Buying a piece of equipment like this off eBay and expecting anything is foolish.
That being said, there was a lot of non-coated points in older devices and we're starting to see carbon tracking and tin whiskers. Whiskers growing from plated cases to other points, or anything not coated with lead solder is becoming a problem. Certain televisions that had tin-coated potentiometer housings are particularly problematic. Older phenolics (tube sockets, boards, etc.) are starting to exhibit carbon tracks and weird issues where the board has absorbed so much moisture and grime, that it (and the fluxes) are becoming conductive.
The comment in the story about someone using lead-free solder is meaningless, almost ANY amount of lead (a percent or two) is enough to prevent whiskering. That person has never had to deal with the problem and is just repeating things they've heard.

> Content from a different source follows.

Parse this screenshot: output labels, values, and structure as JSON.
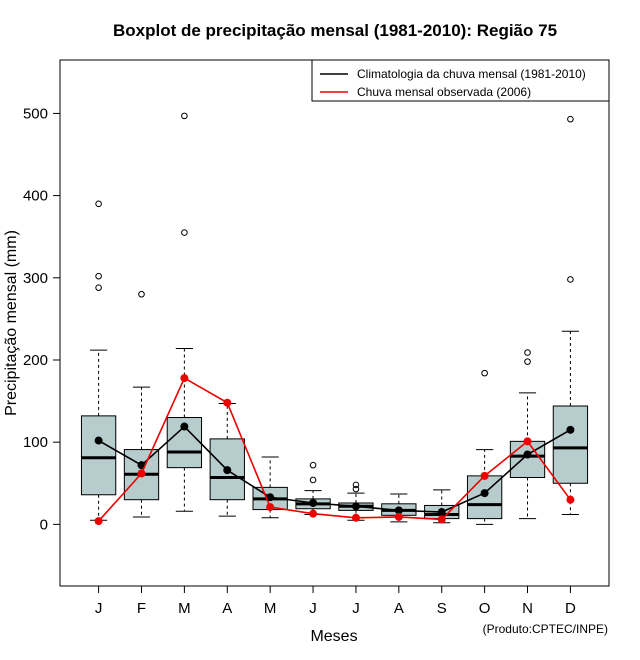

See, this is why I post things like this. Because I am waiting for you to come in and say something interesting that I had not thought about. I don't repair a bunch of old hardware and most people don't this is great info to be shared.
Thanks @stupidbird.
My pleasure. Just remember that old stuff is going to have issues that the designers never considered.
Non-leaded soldier in nearly fucking everything and shitty Chinese electrolytic capacitors back in the late 90's to mid 2000's (back in the AMD XP era). I fixed a lot of motherboards and monitors with those shitty caps for cheap (sub $10 for early LCD monitors that cost $100+, mostly for friends or for myself).
I also had some stuff that I did a shitty version of a re-flow on because of chip creep and I had a $30 PS3 that I only really used as a bluray player (pcgamer) anyway (when they would have still cost a fuck load new, people were almost giving them away when they had the light of death).
Fuck load cheaper than buying what would have cost around 300-400$ for just a bluray player. I did play a few games on it but after Sega/PS1 I really only played pc games or arcade games.